Anhand von Beispielen und Übersichten wird dargestellt, welche Methoden und Ergebnisse als Belege für die Wirksamkeit von Impfungen herangezogen werden und wie es zu einer „gerichteten Wahrnehmung” (Ludwik Fleck) dieser Ergebnisse kommt.  

Ein paar exemplarische eigene Publikationen vervollständigen das Bild.

Worum es in dieser Arbeit nicht geht:

  • Im Folgenden wird ausschließlich die Wirksamkeit von Impfstoffen behandelt; Nebenwirkungen von Impfstoffen sind nicht Gegenstand dieser Arbeit.
  • Der Einfluss der Gewinnmaximierung in der Produktion auf die Ergebnisse der Forschung sowie die Organisation wissenschaftlicher Forschung als Wettbewerb der Forschenden sind ebenfalls nicht Gegenstand dieser Arbeit. Auch die Rolle der Presse, die beispielsweise ein Experiment an Mäusen (Tierversuch) um der Schlagzeile willen gerne mit „Impfstoff gegen Krankheit X gefunden“ betitelt, wird nicht beleuchtet.
  • Wenn im Folgenden die Wirksamkeit von Impfstoffen beziffert wird, ist stets die „relative Wirksamkeit“ gemeint. Die „absolute Wirksamkeit“, bei der auch die epidemiologische Häufigkeit einer Infektionskrankheit (Inzidenz) berücksichtigt wird und als absolute Risikoreduktion berechnet wird, wird hier nicht berücksichtigt.

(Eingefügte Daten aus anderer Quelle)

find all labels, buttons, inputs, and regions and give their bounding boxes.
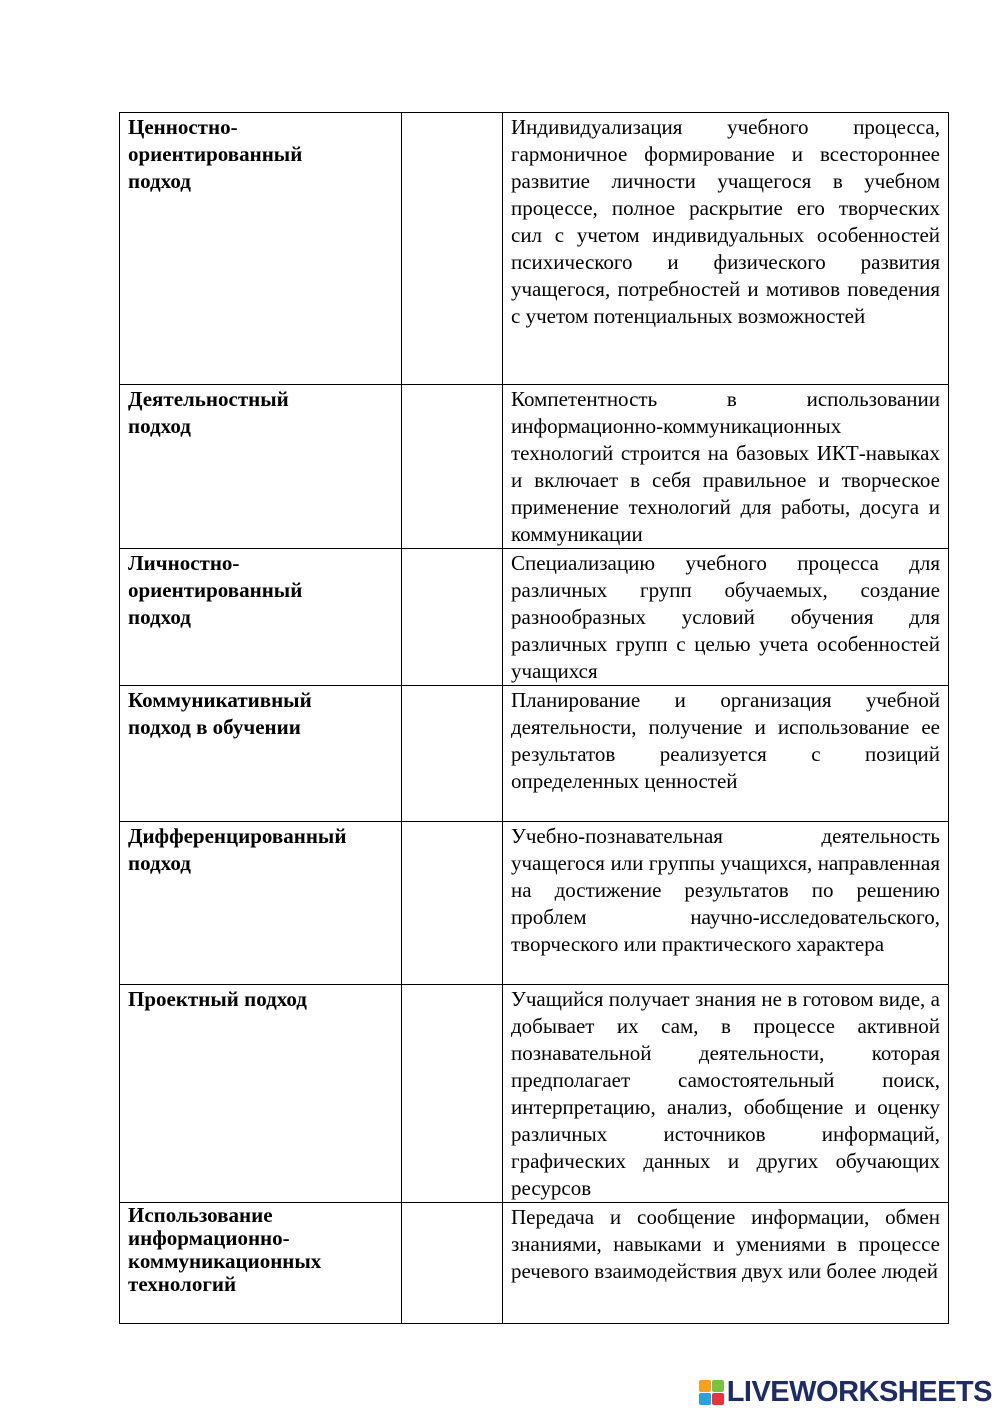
approach-term-line: технологий	[128, 1272, 237, 1296]
table-row	[120, 385, 949, 549]
approach-term-line: подход	[128, 851, 191, 875]
approach-term-line: Ценностно-	[128, 115, 238, 139]
table-row	[120, 549, 949, 686]
logo-square	[699, 1393, 711, 1405]
answer-cell[interactable]	[402, 549, 503, 686]
answer-drop-zone[interactable]	[410, 986, 494, 1202]
logo-square	[712, 1380, 724, 1392]
approach-term-line: Использование	[128, 1203, 273, 1227]
approach-term-line: Личностно-	[128, 551, 240, 575]
approach-term-line: Дифференцированный	[128, 824, 347, 848]
approach-term-cell	[120, 822, 402, 985]
answer-cell[interactable]	[402, 385, 503, 549]
logo-square	[699, 1380, 711, 1392]
approach-term-cell	[120, 113, 402, 385]
logo-square	[712, 1393, 724, 1405]
approach-term-line: ориентированный	[128, 142, 303, 166]
approach-term-line: Коммуникативный	[128, 688, 312, 712]
answer-drop-zone[interactable]	[410, 114, 494, 384]
approach-term-cell	[120, 1203, 402, 1324]
liveworksheets-watermark	[699, 1374, 992, 1410]
table-row	[120, 985, 949, 1203]
definition-cell: Специализацию учебного процесса для различных групп обучаемых, создание разнообразных условий обучения для различных групп с целью учета особенностей учащихся	[503, 549, 949, 686]
answer-cell[interactable]	[402, 985, 503, 1203]
definition-cell: Компетентность в использовании информационно-коммуникационных технологий строится на базовых ИКТ-навыках и включает в себя правильное и творческое применение технологий для работы, досуга и коммуникации	[503, 385, 949, 549]
answer-cell[interactable]	[402, 113, 503, 385]
liveworksheets-logo-icon	[699, 1380, 724, 1405]
approach-term-line: ориентированный	[128, 578, 303, 602]
approach-term-line: информационно-	[128, 1226, 290, 1250]
approach-term-cell	[120, 985, 402, 1203]
approach-term-line: Деятельностный	[128, 387, 289, 411]
answer-drop-zone[interactable]	[410, 823, 494, 984]
table-row	[120, 822, 949, 985]
answer-cell[interactable]	[402, 686, 503, 822]
answer-drop-zone[interactable]	[410, 550, 494, 685]
answer-drop-zone[interactable]	[410, 1204, 494, 1323]
definition-cell: Передача и сообщение информации, обмен знаниями, навыками и умениями в процессе речевого взаимодействия двух или более людей	[503, 1203, 949, 1324]
approach-term-cell	[120, 686, 402, 822]
approach-term-line: подход	[128, 605, 191, 629]
answer-drop-zone[interactable]	[410, 386, 494, 548]
matching-table	[119, 112, 949, 1324]
table-row	[120, 1203, 949, 1324]
answer-drop-zone[interactable]	[410, 687, 494, 821]
definition-cell: Планирование и организация учебной деятельности, получение и использование ее результатов реализуется с позиций определенных ценностей	[503, 686, 949, 822]
approach-term-cell	[120, 549, 402, 686]
table-row	[120, 113, 949, 385]
approach-term-line: подход	[128, 169, 191, 193]
table-row	[120, 686, 949, 822]
definition-cell: Учащийся получает знания не в готовом виде, а добывает их сам, в процессе активной познавательной деятельности, которая предполагает самостоятельный поиск, интерпретацию, анализ, обобщение и оценку различных источников информаций, графических данных и других обучающих ресурсов	[503, 985, 949, 1203]
approach-term-line: коммуникационных	[128, 1249, 322, 1273]
definition-cell: Учебно-познавательная деятельность учащегося или группы учащихся, направленная на достижение результатов по решению проблем научно-исследовательского, творческого или практического характера	[503, 822, 949, 985]
approach-term-cell	[120, 385, 402, 549]
approach-term-line: Проектный подход	[128, 987, 307, 1011]
approach-term-line: подход в обучении	[128, 715, 301, 739]
definition-cell: Индивидуализация учебного процесса, гармоничное формирование и всестороннее развитие личности учащегося в учебном процессе, полное раскрытие его творческих сил с учетом индивидуальных особенностей психического и физического развития учащегося, потребностей и мотивов поведения с учетом потенциальных возможностей	[503, 113, 949, 385]
brand-text: LIVEWORKSHEETS	[726, 1375, 992, 1408]
approach-term-line: подход	[128, 414, 191, 438]
answer-cell[interactable]	[402, 822, 503, 985]
answer-cell[interactable]	[402, 1203, 503, 1324]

Der Unterschied zwischen relativer und absoluter Wirksamkeit wird auf Seite 10 erläutert.
  • Es wird ausdrücklich darauf hingewiesen, dass diese Abhandlung weder eine Bilanz der evidenzbasierten Befunde zur Wirksamkeit von Impfungen noch eine umfassende Analyse des Impfdiskurses ist. Sie soll als Diskussionsgrundlage dienen und Anregungen für Fragestellungen zukünftiger Forschungsvorhaben liefern.

Viele Missverständnisse in der Impfdebatte könnten vermieden werden, wenn sich alle Beteiligten mehr Zeit für die Darstellung und Vermittlung von Forschungsergebnissen nehmen würden. Verständliche Sätze zu bilden und Fachjargon zu vermeiden, war mir daher ein besonderes Anliegen.


[1]     Friedrich Hölderlin (1770–1843)

[2]     Eine Ausnahme ist die Bemerkung zu experimentellen Sars-CoV-2-Infektionen am Menschen (S.34).

[3]     Der Begriff „Diskurs“ wird auch für „Diskussion“ bzw. „Debatte“ verwendet, was hier nicht gemeint ist.